Vivemos num país patriarcal, machista sim e, para ajudar, num sistema capitalista que divide as mulheres entre gênero e classe. A sociedade está doente e sua doença está matando a classe trabalhadora deste país.
Um povo que nem trabalho tem e que, consequentemente, morre pelos assassinatos de mais mulheres pelos seus pares de 2 em 2 dias no Brasil. A cada minuto existem agressões registradas de todos os níveis e classes sociais, porémm a questão sócio econômica influi em outros fatores sociais.
Estamos num tempo especial de pandemia no Brasil, longe de acabar, e nós, mulheres, levamos nas costas a opressão, o peso psicológico, cultural, social, político, moral de tudo que ocorre no país neste momento e estamos segurando nossos familiares, família, amigos, filhos, companheiro.

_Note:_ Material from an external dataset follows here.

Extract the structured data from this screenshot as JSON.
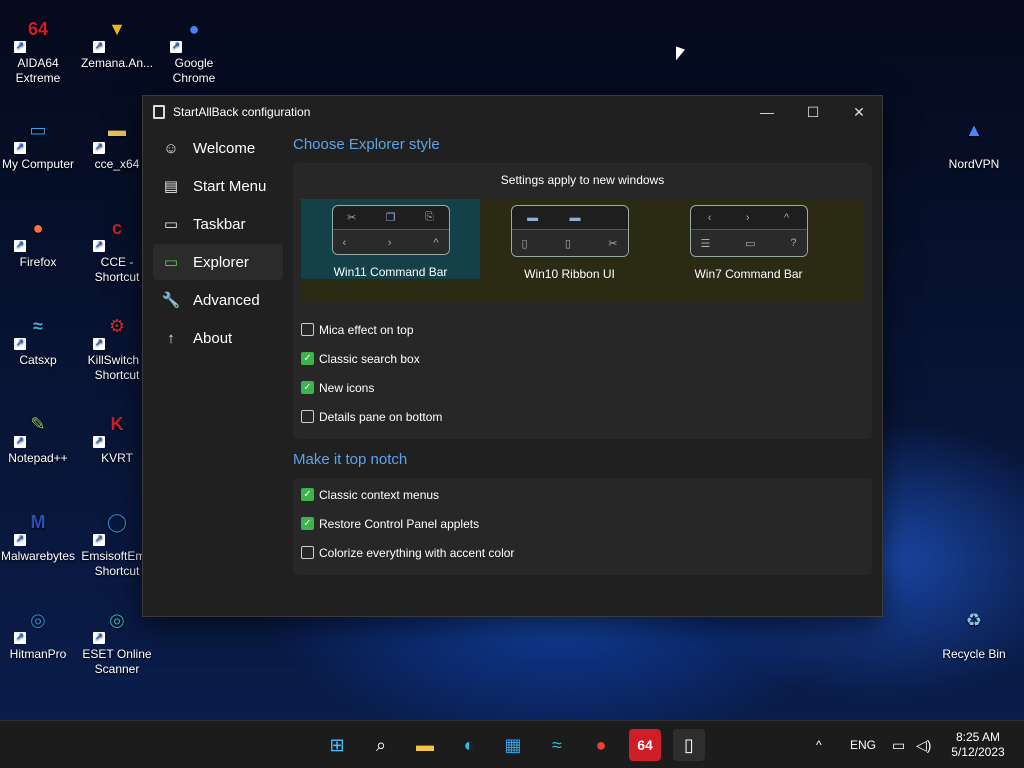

Enfim, sem uma política justa para mulheres, onde o direito a igualdade seja prioritário de salário igual para mulheres nas mesmas profissões, que tenham creches nas fábricas e locais de trabalho para que as escolas não sejam depósito de criança; que exista dignidade para mulher continuar sua jornada.
Mas enquanto não existir, continuaremos lutando dia e noite para ter seu lugar justo na sociedade capitalista, que gera a opressão, a discriminação, o racismo, o machismo, o homofobismo... Por isso luto por uma sociedade igualitária, socialista! Fora Bolsonaro! Fora ditadura! Por direito à Vida!
Vacina Já para Todos!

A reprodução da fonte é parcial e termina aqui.